“Half our standards come from our first masters, and the other half from our first loves.”
In the 1850s, Emily Dickinson’s passionate first love shaped her uncommon body of work for a lifetime to come, shaped the spare and searing poems that would go on animating lives for generations to come.
In the 1950s, Rai Weiss fell in love with a pianist, fell in love with his lover’s passion for music, and went on to invent the colossal instrument that captured the sound of spacetime, revolutionizing our understanding of the universe and earning him the Nobel Prize in Physics.
In 1957, after becoming the second-youngest laureate of the Nobel Prize in Literature, Albert Camus hastened to send his childhood teacher a tender letter of gratitude for shaping the spirit and sensibility of the boy that made the man that made the work that won humanity’s highest accolade.
With uncommon insight into these joint fomentations of heart and mind, the great Spanish-American philosopher, poet, essayist, and novelist George Santayana (December 16, 1863–September 26, 1952) takes up the question of how our sensibilities are formed in a portion of Reason in Art — the fourth volume, nestled between Reason in Religion and Reason in Science, of his five-volume 1906 masterwork The Life of Reason; or, the Phases of Human Progress (public domain | public library).

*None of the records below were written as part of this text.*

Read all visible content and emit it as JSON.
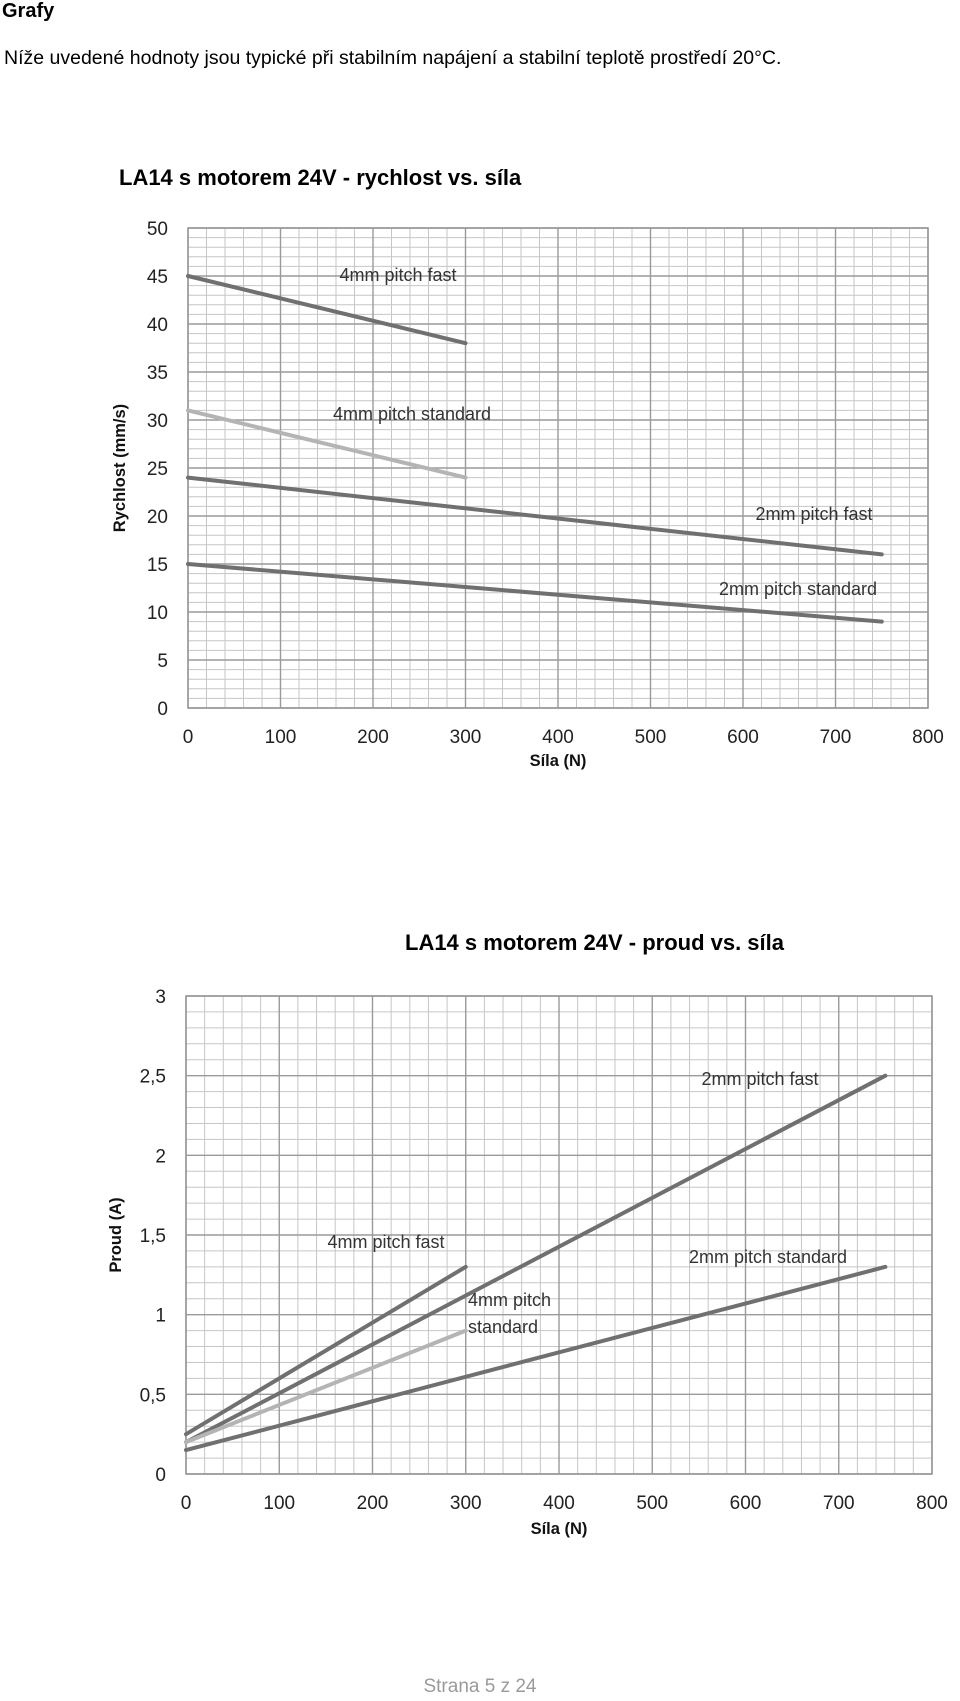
{
  "page": {
    "heading": "Grafy",
    "intro": "Níže uvedené hodnoty jsou typické při stabilním napájení a stabilní teplotě prostředí 20°C.",
    "footer": "Strana 5 z 24"
  },
  "colors": {
    "grid_major": "#9a9a9a",
    "grid_minor": "#c6c6c6",
    "series_dark": "#707070",
    "series_light": "#b4b4b4"
  },
  "chart_data": [
    {
      "type": "line",
      "title": "LA14 s motorem 24V - rychlost vs. síla",
      "xlabel": "Síla (N)",
      "ylabel": "Rychlost (mm/s)",
      "xlim": [
        0,
        800
      ],
      "ylim": [
        0,
        50
      ],
      "xticks": [
        "0",
        "100",
        "200",
        "300",
        "400",
        "500",
        "600",
        "700",
        "800"
      ],
      "yticks": [
        "0",
        "5",
        "10",
        "15",
        "20",
        "25",
        "30",
        "35",
        "40",
        "45",
        "50"
      ],
      "grid": true,
      "series": [
        {
          "name": "4mm pitch fast",
          "color": "series_dark",
          "x": [
            0,
            300
          ],
          "y": [
            45,
            38
          ]
        },
        {
          "name": "4mm pitch standard",
          "color": "series_light",
          "x": [
            0,
            300
          ],
          "y": [
            31,
            24
          ]
        },
        {
          "name": "2mm pitch fast",
          "color": "series_dark",
          "x": [
            0,
            750
          ],
          "y": [
            24,
            16
          ]
        },
        {
          "name": "2mm pitch standard",
          "color": "series_dark",
          "x": [
            0,
            750
          ],
          "y": [
            15,
            9
          ]
        }
      ]
    },
    {
      "type": "line",
      "title": "LA14 s motorem 24V - proud vs. síla",
      "xlabel": "Síla (N)",
      "ylabel": "Proud (A)",
      "xlim": [
        0,
        800
      ],
      "ylim": [
        0,
        3
      ],
      "xticks": [
        "0",
        "100",
        "200",
        "300",
        "400",
        "500",
        "600",
        "700",
        "800"
      ],
      "yticks": [
        "0",
        "0,5",
        "1",
        "1,5",
        "2",
        "2,5",
        "3"
      ],
      "grid": true,
      "series": [
        {
          "name": "4mm pitch fast",
          "color": "series_dark",
          "x": [
            0,
            300
          ],
          "y": [
            0.25,
            1.3
          ]
        },
        {
          "name": "2mm pitch fast",
          "color": "series_dark",
          "x": [
            0,
            750
          ],
          "y": [
            0.2,
            2.5
          ]
        },
        {
          "name": "4mm pitch standard",
          "color": "series_light",
          "x": [
            0,
            300
          ],
          "y": [
            0.2,
            0.9
          ]
        },
        {
          "name": "2mm pitch standard",
          "color": "series_dark",
          "x": [
            0,
            750
          ],
          "y": [
            0.15,
            1.3
          ]
        }
      ]
    }
  ]
}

Considering the formative infrastructure of our frames of reference and our standards, our likes and dislikes, our aesthetic and moral judgments — that colossal compass of sensibility we call “taste,” by which we orient ourselves to the world, for we only ever orient by our yeas and nays — Santayana writes:
Taste is formed in those moments when aesthetic emotion is massive and distinct; preferences then grown conscious, judgments then put into words, will verbal reverberate through calmer hours; they will constitute prejudices, habits of apperception, secret standards for all other beauties. A period of life in which such intuitions have been frequent may amass tastes and ideals sufficient for the rest of our days. Youth in these matters governs maturity, and while men may develop their early impressions more systematically and find confirmations of them in various quarters, they will seldom look at the world afresh or use new categories in deciphering it. Half our standards come from our first masters, and the other half from our first loves. Never being so deeply stirred again, we remain persuaded that no objects save those we then discovered can have a true sublimity.
In consonance with the trailblazing astronomer Maria Mitchell’s observation that “whatever our degree of friends may be, we come more under their influence than we are aware,” and with an eye to our criteria for beauty — which apply to beauty in the broad Robinson Jeffers sense of not only aesthetic beauty but intellectual and moral beauty — Santayana adds:
It may be some eloquent appreciations read in a book, or some preference expressed by a gifted friend, that may have revealed unsuspected beauties in art or nature; and then, since our own perception was vicarious and obviously inferior in volume to that which our mentor possessed, we shall take his judgments for our criterion, since they were the source and exemplar of all our own. Thus the volume and intensity of some appreciations, especially when nothing of the kind has preceded, makes them authoritative over our subsequent judgments. On those warm moments hang all our cold systematic opinions; and while the latter fill our days and shape our careers it is only the former that are crucial and alive.
More than a century later, The Life of Reason remains an intellectual lavishment. Complement this particular fragment with Joseph Brodsky on how to develop your taste in reading, W. I. B. Beveridge on the cultivation of scientific taste, and Wordsworth on the artist’s responsibility of elevating taste.